How long had it been since the treasure daemon had moved in and set up housekeeping inside the dead woman’s coffin? Fortunately, she’d come prepared. Al ways do your homework because you never knew when you were going to be tested.
“Perhaps we can negotiate,” she suggested. The daemon looked bored, as if he had heard all possible suggestions before.
“Doubt it,” he said. Just to punctuate his point, he took a good, long lick, the glass-sharp papillae of its tongue scraping over her skin. The skin broke, blood beading on the surface. “Oh, I doubt it. Too, too sweet.”
Before the daemon could fasten onto her wrist— and either suck her slowly dry or force her to carve off her own wrist—she reached into her bag and whipped out a handful of herbs. The sweet-scented grass was the color of early limes, but far more potent than any citrus fruit. Usually, sweetgrass was difficult to obtain and cost more than your average treasure hunter earned in the best of years.

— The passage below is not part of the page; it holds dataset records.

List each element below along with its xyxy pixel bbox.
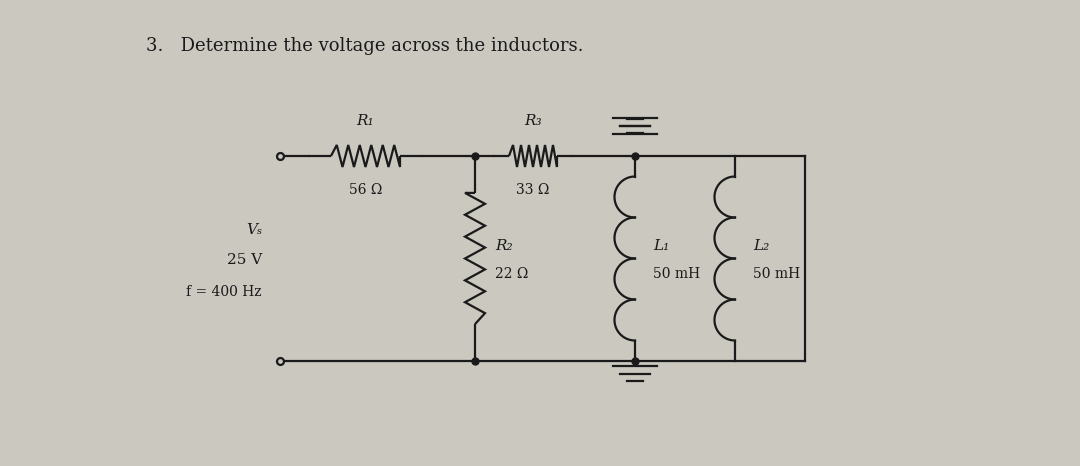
Text: 3.   Determine the voltage across the inductors.: 3. Determine the voltage across the indu…	[146, 37, 583, 55]
Text: R₂: R₂	[495, 240, 513, 254]
Text: L₁: L₁	[653, 240, 670, 254]
Text: 22 Ω: 22 Ω	[495, 267, 528, 281]
Text: 25 V: 25 V	[227, 254, 262, 267]
Text: L₂: L₂	[753, 240, 769, 254]
Text: 33 Ω: 33 Ω	[516, 183, 550, 197]
Text: 50 mH: 50 mH	[753, 267, 800, 281]
Text: R₁: R₁	[356, 114, 375, 128]
Text: 50 mH: 50 mH	[653, 267, 700, 281]
Text: Vₛ: Vₛ	[246, 224, 262, 238]
Text: f = 400 Hz: f = 400 Hz	[187, 285, 262, 299]
Text: 56 Ω: 56 Ω	[349, 183, 382, 197]
Text: R₃: R₃	[524, 114, 542, 128]
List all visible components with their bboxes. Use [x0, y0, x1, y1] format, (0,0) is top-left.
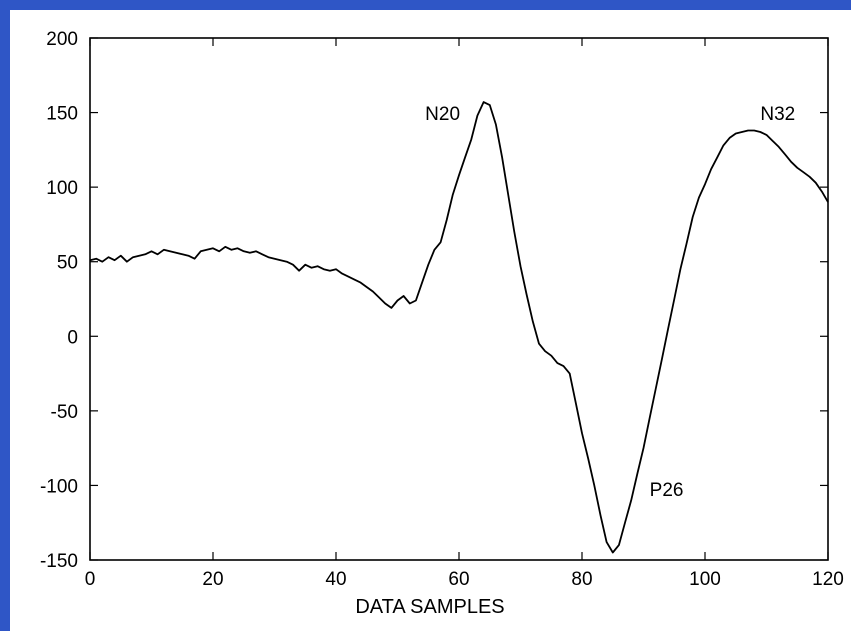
figure-panel: 0 20 40 60 80 100 120 200 150 100 50 0 -50 -100 -150 N… — [10, 10, 851, 631]
y-tick-label: 100 — [46, 178, 78, 199]
signal-line — [89, 101, 829, 554]
y-tick-label: -100 — [40, 476, 78, 497]
x-axis-label: DATA SAMPLES — [355, 596, 504, 618]
x-tick-label: 60 — [448, 569, 469, 590]
y-tick-label: -50 — [51, 402, 78, 423]
x-tick-label: 0 — [85, 569, 96, 590]
x-tick-label: 120 — [812, 569, 844, 590]
line-chart: 0 20 40 60 80 100 120 200 150 100 50 0 -50 -100 -150 N… — [40, 29, 844, 618]
peak-label-p26: P26 — [650, 480, 684, 501]
peak-label-n20: N20 — [425, 104, 460, 125]
x-tick-label: 20 — [202, 569, 223, 590]
y-tick-label: 150 — [46, 104, 78, 125]
x-tick-label: 100 — [689, 569, 721, 590]
y-tick-label: 200 — [46, 29, 78, 50]
y-tick-label: -150 — [40, 551, 78, 572]
y-tick-label: 50 — [57, 253, 78, 274]
peak-label-n32: N32 — [760, 104, 795, 125]
x-tick-label: 40 — [325, 569, 346, 590]
y-tick-label: 0 — [67, 327, 78, 348]
x-tick-label: 80 — [571, 569, 592, 590]
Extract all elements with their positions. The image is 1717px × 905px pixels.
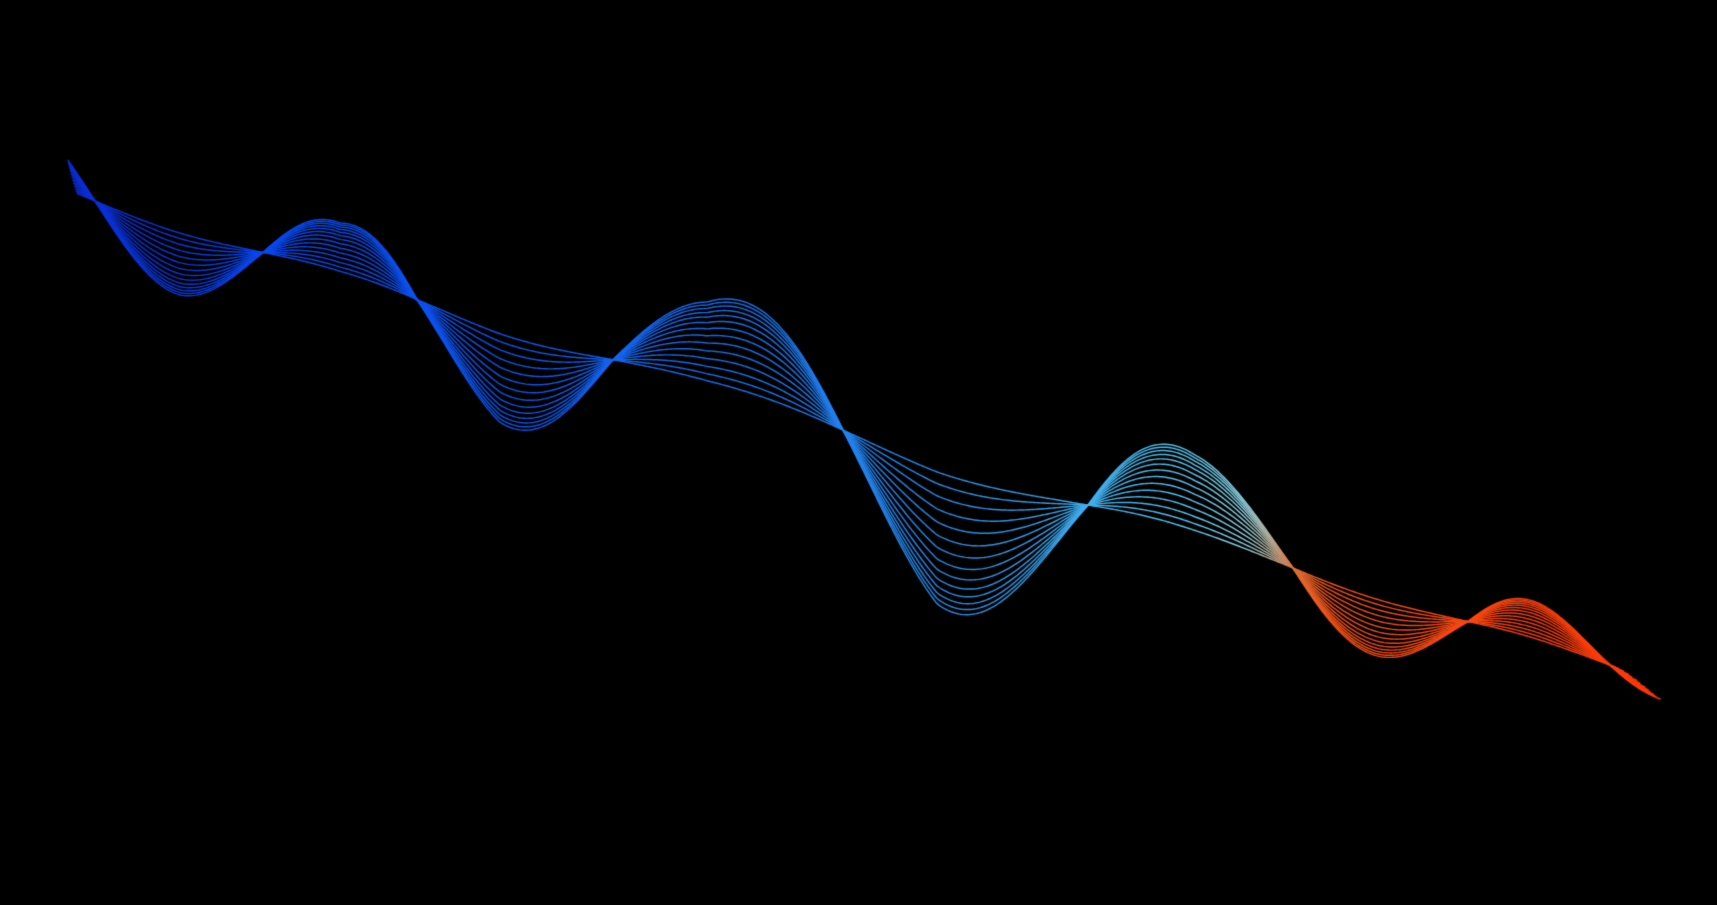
wave-art-stage	[0, 0, 1717, 905]
sine-ribbon-canvas	[0, 0, 1717, 905]
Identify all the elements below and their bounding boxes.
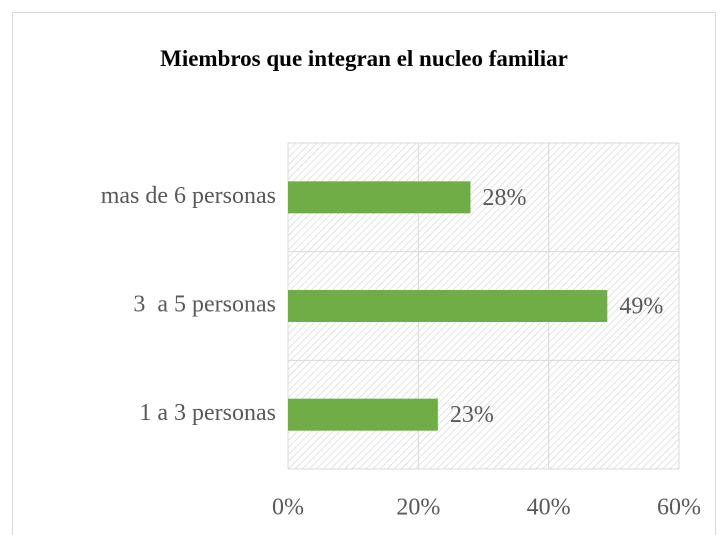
x-tick-label: 0% [272,495,304,521]
chart-title: Miembros que integran el nucleo familiar [160,46,568,71]
y-category-label: 3 a 5 personas [133,292,276,318]
data-label: 23% [450,402,494,428]
bar [288,181,471,214]
data-label: 28% [482,185,526,211]
x-tick-label: 60% [657,495,701,521]
bar [288,290,608,322]
y-category-label: mas de 6 personas [101,183,276,209]
x-tick-label: 40% [527,495,571,521]
chart-border [12,12,716,535]
data-label: 49% [619,294,663,320]
bar [288,398,438,431]
y-category-label: 1 a 3 personas [139,400,276,426]
x-tick-label: 20% [396,495,440,521]
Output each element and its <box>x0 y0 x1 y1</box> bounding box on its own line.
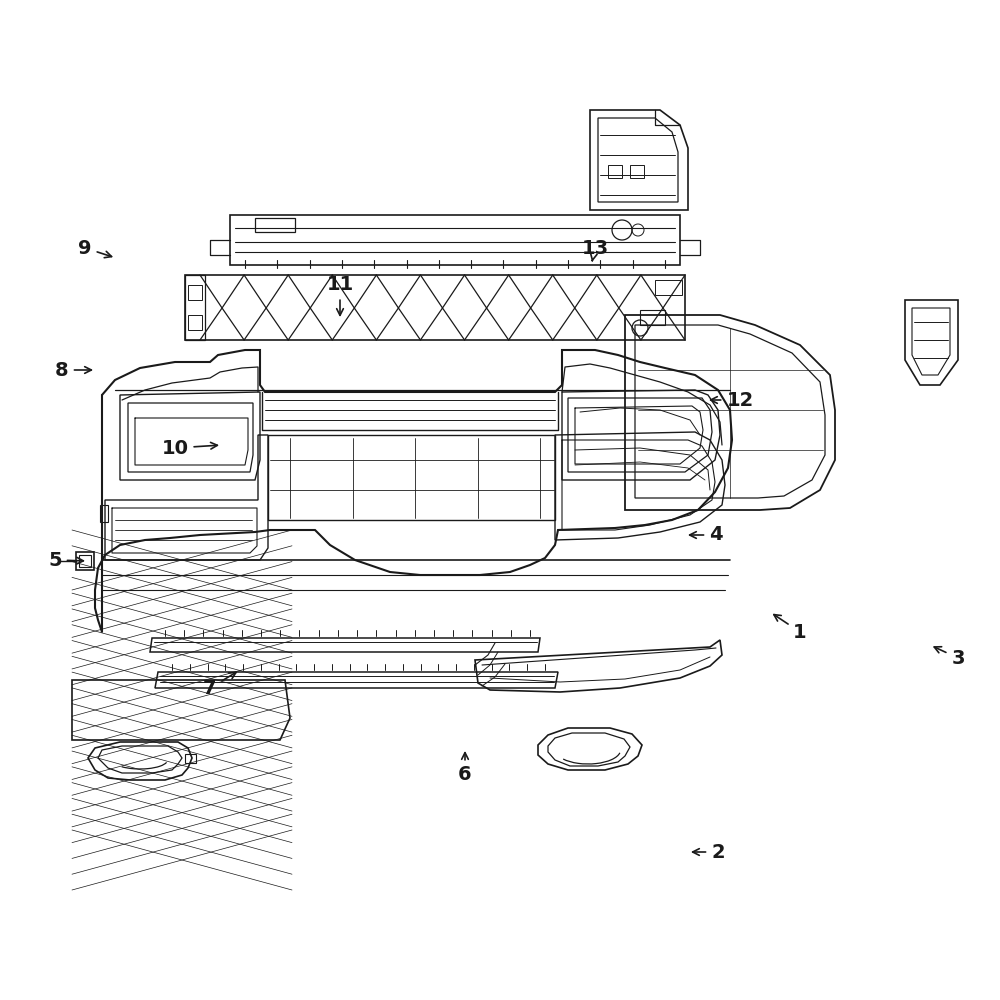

She’d had the foresight, however, to insist that Lore learn both botany and herbalism. As a result, their kitchen gardens grew far more than squashes and lettuces. They provided a living, growing arsenal
from which Miu culled the best, such as the sweetgrass she was now dumping into her palm.
A careful puff of breath sent the pollen floating across the dim air toward the daemon, who looked first surprised and then blissful as he inhaled. “Ah,” he said in surprise, and then “Oh, you didn’t.” She’d seen smokeweed addicts take shallower drafts than the daemon’s second.
“Got more of that stuff?” he asked, rubbing his crotch with lazy strokes. Her sister hadn’t mentioned that the grass was addictive or—she eyed the daemon warily—that it apparently acted as an aphrodisiac. Great. She had one blissed-out daemon on her hands.
She countered, “Going to let me pass?”
A crafty look appeared in the daemon’s eyes. “Hand it over,” was all he said. And then, “I don’t suppose you could help a guy out here?”
Disgusted, she shook her head. No way was she feeling up a daemon, not even to fetch the necklace. Shaking his head, the daemon grabbed the pouch from her hands and tottered out of the coffin. He curled up in a boneless heap in one corner of the chamber, slowly shifting forms as the weed took effect. “Enjoy,” he slurred before closing his eyes.
Right. One obstacle removed. The daemon was vulnerable enough that she could have slid her blade through his neck, but she hated killing anything if it wasn’t necessary.
Shaking the droplets of blood off her wrist, she reached farther inside the coffin. The hard wooden lip cut into her hips, forcing her to stretch off balance. The necklace was too formfitting to allow her to pull it over the dead woman’s head; she’d have to undo it. There. Brushing aside the remainder of the rags, she twisted the necklace around until she spotted the clasp. Keeping half an eye on the daemon, who was now uttering small, wheezing snores, she tugged on the small lock.
The clasp didn’t budge, but instead set up a high-pitched wail that would draw the attention of every Guardian for miles around.
CHAPTER SEVEN
The unearthly wail shattered the stillness, shooting up the escape shaft toward them. Jafar didn’t blink, but he knew that scream. They all did. The privately wealthy could afford to bury their dead with elaborate grave goods. To keep away grave robbers, some purchased protective spells to guard the coffins. Judging by the strength of that scream, someone had just attempted to remove a very valuable object indeed.